2. Pelakasanaan hak-hak masyarakat: perilaku di pasar, kebenaran timbangan, kejujuran
bisnis.
3. Pelaksanaan berkaitan dengan keduanya: menjaga kebersihan jalan, lampu jalan,
bangunan yang mengganggu masyarakat dan sebagainya.
Pada zaman kekhalifahan sudah dikenal keuangan negara, kedaulatan Islam telah
memiliki departemen-departemen atau disebut dengan diwan, pengembangan lebih
komprehensif mengenai baitul mal dilanjutkan pada masa Khalifah Ali bin Abi Thalib, pada
masa pemerintahan beliau, sistem administrasi baitul mal di tingkat pusat, lokal telah berjalan
dengan baik serta telah terjadi surplus pada baitul mal dan dibagikan secara proporsional
sesuai tuntunan Rasullullah. Adanya surplus ini menunjukkan bahwa proses pencatatan dan
pelaporan telah berlangsung dengan baik.
Sedangkan orang yang memperkenalkan istilah daftar kepada tentara adalah Abu
Muslim yang pada akhirnya menjadi pedoman di masa dinasti, pembagian akuntansi untuk
kantor militer membagi menjadi:
1. Al-Djarida Al-Sawda, merupakan daftar nama prajurit, silsilah, asal suku dan deskripsi
fisik yang selalu disiapkan setiap tahun.
2. Radja, merupakan permintaan yang dikeluarkan oleh mufti (pimpinan) untuk tentara
tertentu di daerah terpencil.
3. Al-Radja Al-Djami’a, merupakan permintaan umum yang dikeluarkan oleh mufti untuk
akun umum (tama’).
4. Al-Sakk,permintaan persediaan untuk akun umum yang menunjukkan pembayaran dengan
nomor dan jumlah serta tanda dari pihak yang memiliki otoritas.

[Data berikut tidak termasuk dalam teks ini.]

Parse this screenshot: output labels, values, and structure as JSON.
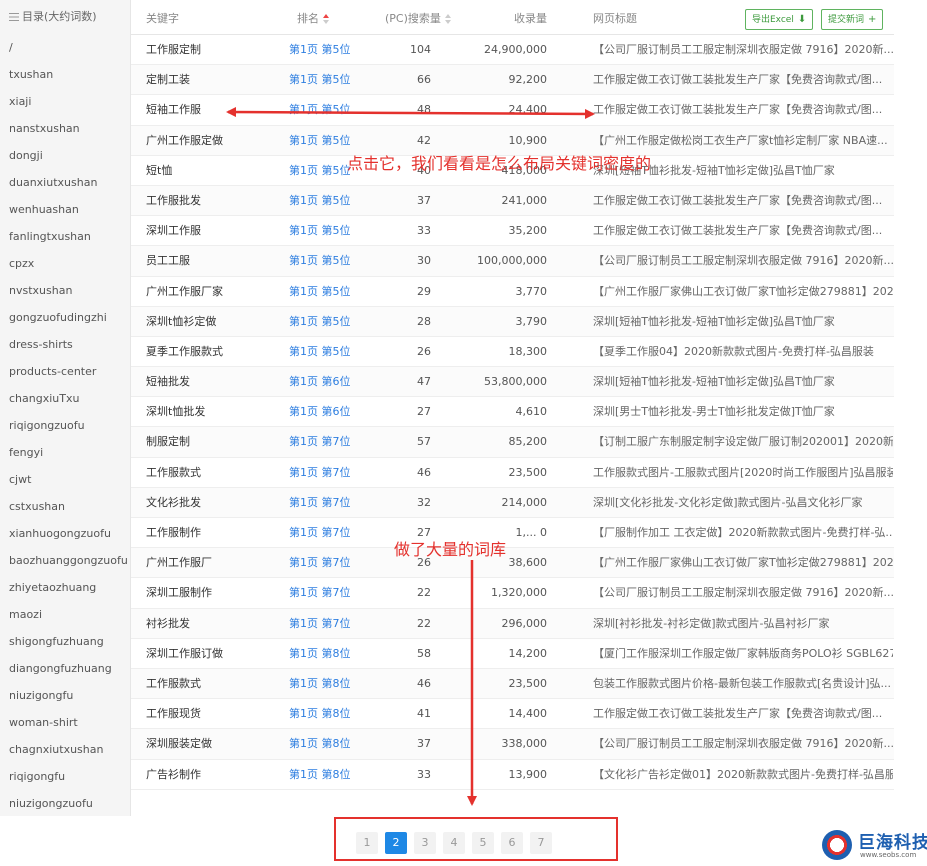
{
  "sidebar": {
    "title": "目录(大约词数)",
    "items": [
      "/",
      "txushan",
      "xiaji",
      "nanstxushan",
      "dongji",
      "duanxiutxushan",
      "wenhuashan",
      "fanlingtxushan",
      "cpzx",
      "nvstxushan",
      "gongzuofudingzhi",
      "dress-shirts",
      "products-center",
      "changxiuTxu",
      "riqigongzuofu",
      "fengyi",
      "cjwt",
      "cstxushan",
      "xianhuogongzuofu",
      "baozhuanggongzuofu",
      "zhiyetaozhuang",
      "maozi",
      "shigongfuzhuang",
      "diangongfuzhuang",
      "niuzigongfu",
      "woman-shirt",
      "chagnxiutxushan",
      "riqigongfu",
      "niuzigongzuofu"
    ]
  },
  "table": {
    "headers": {
      "keyword": "关键字",
      "rank": "排名",
      "pc": "(PC)搜索量",
      "included": "收录量",
      "title": "网页标题"
    },
    "export_label": "导出Excel",
    "submit_label": "提交新词",
    "rows": [
      {
        "keyword": "工作服定制",
        "rank": "第1页 第5位",
        "pc": "104",
        "included": "24,900,000",
        "title": "【公司厂服订制员工工服定制深圳衣服定做 7916】2020新..."
      },
      {
        "keyword": "定制工装",
        "rank": "第1页 第5位",
        "pc": "66",
        "included": "92,200",
        "title": "工作服定做工衣订做工装批发生产厂家【免费咨询款式/图..."
      },
      {
        "keyword": "短袖工作服",
        "rank": "第1页 第5位",
        "pc": "48",
        "included": "24,400",
        "title": "工作服定做工衣订做工装批发生产厂家【免费咨询款式/图..."
      },
      {
        "keyword": "广州工作服定做",
        "rank": "第1页 第5位",
        "pc": "42",
        "included": "10,900",
        "title": "【广州工作服定做松岗工衣生产厂家t恤衫定制厂家 NBA速..."
      },
      {
        "keyword": "短t恤",
        "rank": "第1页 第5位",
        "pc": "40",
        "included": "418,000",
        "title": "深圳[短袖T恤衫批发-短袖T恤衫定做]弘昌T恤厂家"
      },
      {
        "keyword": "工作服批发",
        "rank": "第1页 第5位",
        "pc": "37",
        "included": "241,000",
        "title": "工作服定做工衣订做工装批发生产厂家【免费咨询款式/图..."
      },
      {
        "keyword": "深圳工作服",
        "rank": "第1页 第5位",
        "pc": "33",
        "included": "35,200",
        "title": "工作服定做工衣订做工装批发生产厂家【免费咨询款式/图..."
      },
      {
        "keyword": "员工工服",
        "rank": "第1页 第5位",
        "pc": "30",
        "included": "100,000,000",
        "title": "【公司厂服订制员工工服定制深圳衣服定做 7916】2020新..."
      },
      {
        "keyword": "广州工作服厂家",
        "rank": "第1页 第5位",
        "pc": "29",
        "included": "3,770",
        "title": "【广州工作服厂家佛山工衣订做厂家T恤衫定做279881】202..."
      },
      {
        "keyword": "深圳t恤衫定做",
        "rank": "第1页 第5位",
        "pc": "28",
        "included": "3,790",
        "title": "深圳[短袖T恤衫批发-短袖T恤衫定做]弘昌T恤厂家"
      },
      {
        "keyword": "夏季工作服款式",
        "rank": "第1页 第5位",
        "pc": "26",
        "included": "18,300",
        "title": "【夏季工作服04】2020新款款式图片-免费打样-弘昌服装"
      },
      {
        "keyword": "短袖批发",
        "rank": "第1页 第6位",
        "pc": "47",
        "included": "53,800,000",
        "title": "深圳[短袖T恤衫批发-短袖T恤衫定做]弘昌T恤厂家"
      },
      {
        "keyword": "深圳t恤批发",
        "rank": "第1页 第6位",
        "pc": "27",
        "included": "4,610",
        "title": "深圳[男士T恤衫批发-男士T恤衫批发定做]T恤厂家"
      },
      {
        "keyword": "制服定制",
        "rank": "第1页 第7位",
        "pc": "57",
        "included": "85,200",
        "title": "【订制工服广东制服定制字设定做厂服订制202001】2020新..."
      },
      {
        "keyword": "工作服款式",
        "rank": "第1页 第7位",
        "pc": "46",
        "included": "23,500",
        "title": "工作服款式图片-工服款式图片[2020时尚工作服图片]弘昌服装"
      },
      {
        "keyword": "文化衫批发",
        "rank": "第1页 第7位",
        "pc": "32",
        "included": "214,000",
        "title": "深圳[文化衫批发-文化衫定做]款式图片-弘昌文化衫厂家"
      },
      {
        "keyword": "工作服制作",
        "rank": "第1页 第7位",
        "pc": "27",
        "included": "1,... 0",
        "title": "【厂服制作加工 工衣定做】2020新款款式图片-免费打样-弘..."
      },
      {
        "keyword": "广州工作服厂",
        "rank": "第1页 第7位",
        "pc": "26",
        "included": "38,600",
        "title": "【广州工作服厂家佛山工衣订做厂家T恤衫定做279881】202..."
      },
      {
        "keyword": "深圳工服制作",
        "rank": "第1页 第7位",
        "pc": "22",
        "included": "1,320,000",
        "title": "【公司厂服订制员工工服定制深圳衣服定做 7916】2020新..."
      },
      {
        "keyword": "衬衫批发",
        "rank": "第1页 第7位",
        "pc": "22",
        "included": "296,000",
        "title": "深圳[衬衫批发-衬衫定做]款式图片-弘昌衬衫厂家"
      },
      {
        "keyword": "深圳工作服订做",
        "rank": "第1页 第8位",
        "pc": "58",
        "included": "14,200",
        "title": "【厦门工作服深圳工作服定做厂家韩版商务POLO衫 SGBL627..."
      },
      {
        "keyword": "工作服款式",
        "rank": "第1页 第8位",
        "pc": "46",
        "included": "23,500",
        "title": "包装工作服款式图片价格-最新包装工作服款式[名贵设计]弘..."
      },
      {
        "keyword": "工作服现货",
        "rank": "第1页 第8位",
        "pc": "41",
        "included": "14,400",
        "title": "工作服定做工衣订做工装批发生产厂家【免费咨询款式/图..."
      },
      {
        "keyword": "深圳服装定做",
        "rank": "第1页 第8位",
        "pc": "37",
        "included": "338,000",
        "title": "【公司厂服订制员工工服定制深圳衣服定做 7916】2020新..."
      },
      {
        "keyword": "广告衫制作",
        "rank": "第1页 第8位",
        "pc": "33",
        "included": "13,900",
        "title": "【文化衫广告衫定做01】2020新款款式图片-免费打样-弘昌服装"
      }
    ]
  },
  "pagination": {
    "pages": [
      "1",
      "2",
      "3",
      "4",
      "5",
      "6",
      "7"
    ],
    "active": 2
  },
  "annotations": {
    "note1": "点击它，我们看看是怎么布局关键词密度的",
    "note2": "做了大量的词库"
  },
  "colors": {
    "annotation_red": "#e4312d",
    "link_blue": "#2d7ee0",
    "button_green": "#3c9a3c",
    "active_page": "#1e88e5"
  },
  "logo": {
    "name": "巨海科技",
    "site": "www.seobs.com"
  }
}
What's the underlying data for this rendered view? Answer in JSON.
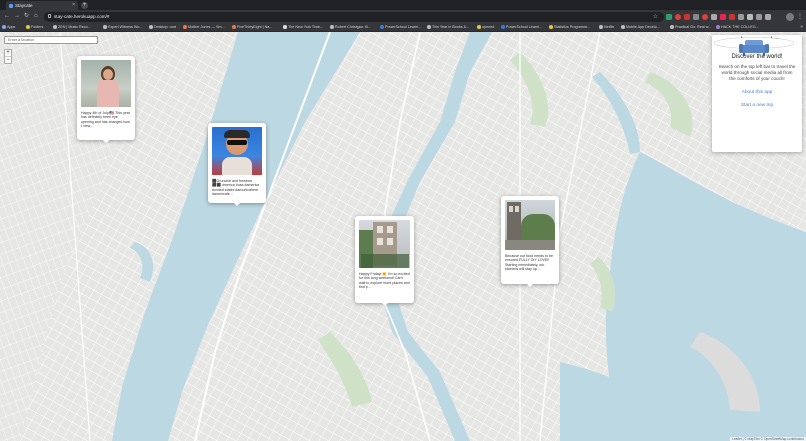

5. Al-Mud’mara, merupakan permintaan persediaan yang dikeluarkan selama periode akun
umum.
6. Al-Istikrar, merupakan persediaan setelah dilakukan pembayaran.
7. Al-Muwasafa adalah daftar yang menunjukkan lingkungan dan penyebab terjadinya
perubahan pada lingkungan.
8. Al-Djarida Al-Musadjadjala adalah register yang tersegel.
9. Al-Fihrist adalah daftar persediaan yang terdapat pada diwan .
10. Al-Dastur copy umum atas beberapa draf.
Al-Khitmah Al-Jameeah
Sumber dana
ditambah
Pengunaan dana
Luca Pacioli adalah seorang ilmuwan sekaligus juga seorang pengajar di beberapa
universitas Italia seperti Venice, Milan, Florence, dan Roma. Untuk itu beliau telah membaca
banyak buku termasuk buku yang telah diterjemahkan.
Penelitian tentang sejarah dan perkembangan akuntansi memang perlu dikaji lebih
dalam lagi mengingat masih dipertanyakan bukti-bukti auntentik/langsung tentang hal
tersebut sebagaimana diungkapkan oleh Napier, hal tersebut tentu harus tetap dilakukan oleh
para ilmuwan muslim saat ini, pembuktian tersebut akan menempuh jalan masih panjang
mengingat bukti-bukti autentik dari zaman dinasti Abbasiyah (dengan pusat pemerintahan di
Kuffah, Irak) saat ini sudah banyak yang hilang karena perang.